En ese momento estaba como en estado de shock, tanto por mi dolencia como por mi entorno. Imagina que te recojan y te transfieran a un mundo extraño. No puedes caminar o moverte mucho. Todo lo que sabías hacer, no puedes. Todo lo que conoces: gente, comida, lugares de interés, se ha ido, excepto por un atisbo ocasional. Todo en lo que basabas tu vida, tu rutina diaria, cómo te cepillabas los dientes, qué comías todas las mañanas en el desayuno, tus programas de televisión, tus pasatiempos, tu vida sexual, tu trabajo, tu computadora, cómo te vestías, todas las cosas. que conforman tu identidad, desaparecido. Todos los patrones diarios en los que basas tu vida, todos los hábitos de trabajo, las zonas de confort, ahora, abruptamente, se han ido. Y no es como cuando vas de viaje y dejas atrás parte de tu vida; esta transformación no es ni voluntaria ni reversible. No elegiste alterar todo esto, francamente, nada de esto, y tampoco puedes deshacerlo. Y los cambios apenas comenzaban. Ahora tendría que aprender a adaptarme a mi nuevo cuerpo impuesto. En lugar de dirigir una clase, era un estudiante, con traumas y lecciones dolorosas en cada paso del camino.

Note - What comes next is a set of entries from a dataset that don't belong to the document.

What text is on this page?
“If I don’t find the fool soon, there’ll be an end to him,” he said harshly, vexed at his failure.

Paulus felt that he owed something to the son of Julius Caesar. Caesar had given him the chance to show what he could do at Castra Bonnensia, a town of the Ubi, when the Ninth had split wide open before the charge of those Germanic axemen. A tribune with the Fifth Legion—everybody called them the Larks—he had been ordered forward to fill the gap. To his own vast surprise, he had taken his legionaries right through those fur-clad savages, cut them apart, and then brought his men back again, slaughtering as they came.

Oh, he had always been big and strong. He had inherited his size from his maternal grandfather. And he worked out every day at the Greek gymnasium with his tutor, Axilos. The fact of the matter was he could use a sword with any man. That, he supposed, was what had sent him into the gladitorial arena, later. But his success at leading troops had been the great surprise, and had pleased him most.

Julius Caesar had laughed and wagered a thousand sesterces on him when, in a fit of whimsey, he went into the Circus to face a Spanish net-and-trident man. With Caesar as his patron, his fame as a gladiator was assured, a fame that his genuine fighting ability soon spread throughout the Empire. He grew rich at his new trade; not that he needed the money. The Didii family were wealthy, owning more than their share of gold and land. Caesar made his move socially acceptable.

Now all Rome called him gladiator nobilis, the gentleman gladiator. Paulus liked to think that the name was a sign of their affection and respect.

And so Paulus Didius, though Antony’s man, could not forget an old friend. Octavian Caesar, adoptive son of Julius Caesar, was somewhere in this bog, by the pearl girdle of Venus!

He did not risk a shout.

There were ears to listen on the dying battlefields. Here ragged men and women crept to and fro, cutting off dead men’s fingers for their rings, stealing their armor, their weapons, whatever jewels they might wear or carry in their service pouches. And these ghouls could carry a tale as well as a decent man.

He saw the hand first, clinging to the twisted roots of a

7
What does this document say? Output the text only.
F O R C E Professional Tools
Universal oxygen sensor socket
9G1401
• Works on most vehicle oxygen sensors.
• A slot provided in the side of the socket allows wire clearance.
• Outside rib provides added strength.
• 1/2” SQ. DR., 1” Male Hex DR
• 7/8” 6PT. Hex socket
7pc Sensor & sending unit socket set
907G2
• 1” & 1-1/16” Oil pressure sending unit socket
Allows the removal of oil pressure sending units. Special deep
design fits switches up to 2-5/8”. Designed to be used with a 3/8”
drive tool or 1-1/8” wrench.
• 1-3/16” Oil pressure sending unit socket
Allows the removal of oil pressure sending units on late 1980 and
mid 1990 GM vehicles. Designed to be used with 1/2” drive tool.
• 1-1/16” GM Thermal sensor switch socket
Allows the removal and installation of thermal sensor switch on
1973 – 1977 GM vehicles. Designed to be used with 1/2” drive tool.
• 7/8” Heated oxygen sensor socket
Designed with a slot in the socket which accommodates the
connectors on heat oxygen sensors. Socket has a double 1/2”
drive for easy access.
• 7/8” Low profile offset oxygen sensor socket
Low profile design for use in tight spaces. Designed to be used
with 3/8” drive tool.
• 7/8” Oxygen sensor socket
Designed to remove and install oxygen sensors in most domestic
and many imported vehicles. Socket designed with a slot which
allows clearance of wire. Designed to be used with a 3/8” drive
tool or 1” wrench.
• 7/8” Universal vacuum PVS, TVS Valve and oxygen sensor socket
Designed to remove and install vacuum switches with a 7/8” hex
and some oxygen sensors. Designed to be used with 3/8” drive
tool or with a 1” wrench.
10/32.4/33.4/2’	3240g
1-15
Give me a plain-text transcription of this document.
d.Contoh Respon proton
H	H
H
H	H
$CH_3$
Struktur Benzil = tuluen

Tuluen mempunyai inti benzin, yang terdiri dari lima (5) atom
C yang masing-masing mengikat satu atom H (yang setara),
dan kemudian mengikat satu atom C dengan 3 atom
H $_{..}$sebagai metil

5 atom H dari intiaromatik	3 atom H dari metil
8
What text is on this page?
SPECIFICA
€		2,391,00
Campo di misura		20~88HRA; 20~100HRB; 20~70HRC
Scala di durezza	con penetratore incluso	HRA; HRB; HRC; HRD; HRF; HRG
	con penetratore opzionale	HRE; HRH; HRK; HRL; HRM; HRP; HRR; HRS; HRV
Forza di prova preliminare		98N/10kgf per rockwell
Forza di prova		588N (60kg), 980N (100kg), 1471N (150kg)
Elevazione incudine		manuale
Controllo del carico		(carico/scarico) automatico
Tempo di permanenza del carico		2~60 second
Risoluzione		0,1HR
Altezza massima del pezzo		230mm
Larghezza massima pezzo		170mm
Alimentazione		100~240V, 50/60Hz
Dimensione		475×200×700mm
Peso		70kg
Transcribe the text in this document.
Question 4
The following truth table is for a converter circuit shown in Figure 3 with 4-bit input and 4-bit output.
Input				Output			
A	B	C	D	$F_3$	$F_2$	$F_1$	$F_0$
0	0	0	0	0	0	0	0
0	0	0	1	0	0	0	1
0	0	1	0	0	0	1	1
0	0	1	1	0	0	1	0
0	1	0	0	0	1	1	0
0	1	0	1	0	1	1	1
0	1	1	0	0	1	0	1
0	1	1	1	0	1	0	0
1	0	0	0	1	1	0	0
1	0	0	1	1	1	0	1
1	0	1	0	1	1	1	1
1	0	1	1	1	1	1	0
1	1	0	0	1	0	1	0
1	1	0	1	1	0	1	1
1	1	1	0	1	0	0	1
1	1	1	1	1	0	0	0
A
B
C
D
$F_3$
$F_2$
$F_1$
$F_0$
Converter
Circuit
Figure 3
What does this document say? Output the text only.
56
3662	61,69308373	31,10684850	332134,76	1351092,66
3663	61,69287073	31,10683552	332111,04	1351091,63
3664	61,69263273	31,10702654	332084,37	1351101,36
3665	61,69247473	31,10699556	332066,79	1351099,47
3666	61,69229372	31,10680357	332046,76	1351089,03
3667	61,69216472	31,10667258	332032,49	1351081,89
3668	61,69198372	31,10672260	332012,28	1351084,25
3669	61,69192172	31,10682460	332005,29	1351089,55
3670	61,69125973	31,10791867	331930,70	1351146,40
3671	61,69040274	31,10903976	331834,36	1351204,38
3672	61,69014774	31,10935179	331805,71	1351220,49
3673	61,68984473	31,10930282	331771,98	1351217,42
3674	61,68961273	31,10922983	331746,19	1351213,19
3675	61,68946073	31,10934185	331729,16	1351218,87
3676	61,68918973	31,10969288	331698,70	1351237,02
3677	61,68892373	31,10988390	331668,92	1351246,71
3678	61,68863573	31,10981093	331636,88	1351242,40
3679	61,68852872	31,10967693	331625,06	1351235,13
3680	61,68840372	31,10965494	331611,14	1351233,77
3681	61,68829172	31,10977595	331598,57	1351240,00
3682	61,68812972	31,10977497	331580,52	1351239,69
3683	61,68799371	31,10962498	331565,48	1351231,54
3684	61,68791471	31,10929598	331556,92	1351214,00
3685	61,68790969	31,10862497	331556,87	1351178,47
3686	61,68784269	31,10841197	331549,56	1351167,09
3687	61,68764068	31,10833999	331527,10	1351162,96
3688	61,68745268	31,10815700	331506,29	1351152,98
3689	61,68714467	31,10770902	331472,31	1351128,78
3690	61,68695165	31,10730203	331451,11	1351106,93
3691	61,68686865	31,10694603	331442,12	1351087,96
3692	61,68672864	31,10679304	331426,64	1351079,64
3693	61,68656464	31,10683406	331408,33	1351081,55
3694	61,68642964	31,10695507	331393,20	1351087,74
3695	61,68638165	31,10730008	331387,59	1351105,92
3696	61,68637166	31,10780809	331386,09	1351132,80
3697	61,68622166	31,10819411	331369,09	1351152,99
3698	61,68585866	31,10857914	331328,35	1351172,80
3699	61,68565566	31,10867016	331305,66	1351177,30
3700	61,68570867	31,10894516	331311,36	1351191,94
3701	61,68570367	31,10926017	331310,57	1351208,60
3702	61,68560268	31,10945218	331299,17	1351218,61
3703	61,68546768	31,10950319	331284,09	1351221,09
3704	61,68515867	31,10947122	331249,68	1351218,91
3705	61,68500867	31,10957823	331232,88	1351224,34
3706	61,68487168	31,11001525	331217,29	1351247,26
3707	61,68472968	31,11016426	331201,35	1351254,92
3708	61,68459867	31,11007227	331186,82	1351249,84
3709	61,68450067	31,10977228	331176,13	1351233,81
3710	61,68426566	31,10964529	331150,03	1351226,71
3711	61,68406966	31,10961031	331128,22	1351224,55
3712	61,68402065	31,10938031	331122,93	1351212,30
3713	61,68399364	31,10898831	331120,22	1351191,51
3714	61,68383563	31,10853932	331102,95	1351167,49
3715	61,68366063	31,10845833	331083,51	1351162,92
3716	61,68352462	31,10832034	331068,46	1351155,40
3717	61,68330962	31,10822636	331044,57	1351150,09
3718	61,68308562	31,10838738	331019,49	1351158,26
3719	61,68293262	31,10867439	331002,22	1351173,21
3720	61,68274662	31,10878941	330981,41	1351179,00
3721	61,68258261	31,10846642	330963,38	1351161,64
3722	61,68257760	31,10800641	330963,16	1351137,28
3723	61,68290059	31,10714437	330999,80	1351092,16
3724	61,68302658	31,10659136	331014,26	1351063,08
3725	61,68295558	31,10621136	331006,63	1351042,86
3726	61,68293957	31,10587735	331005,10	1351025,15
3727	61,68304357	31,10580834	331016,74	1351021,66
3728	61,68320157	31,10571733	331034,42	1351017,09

Esta es la segunda publicación de la serie “Bronx Accent” escrita por Bob Slayton

Robert A. Slayton creció en el Bronx y ahora es profesor de historia en la Universidad de Chapman y autor de siete libros, incluido Empire Statesman: The Rise and Redemption of Al Smith. En 2008 contrajo mielitis transversa y volvió a una carrera activa de enseñanza y escritura. Slayton ha estado casado con su esposa, Rita, durante 32 años. Estas piezas son extractos de una memoria de la experiencia de discapacidad en la que está trabajando.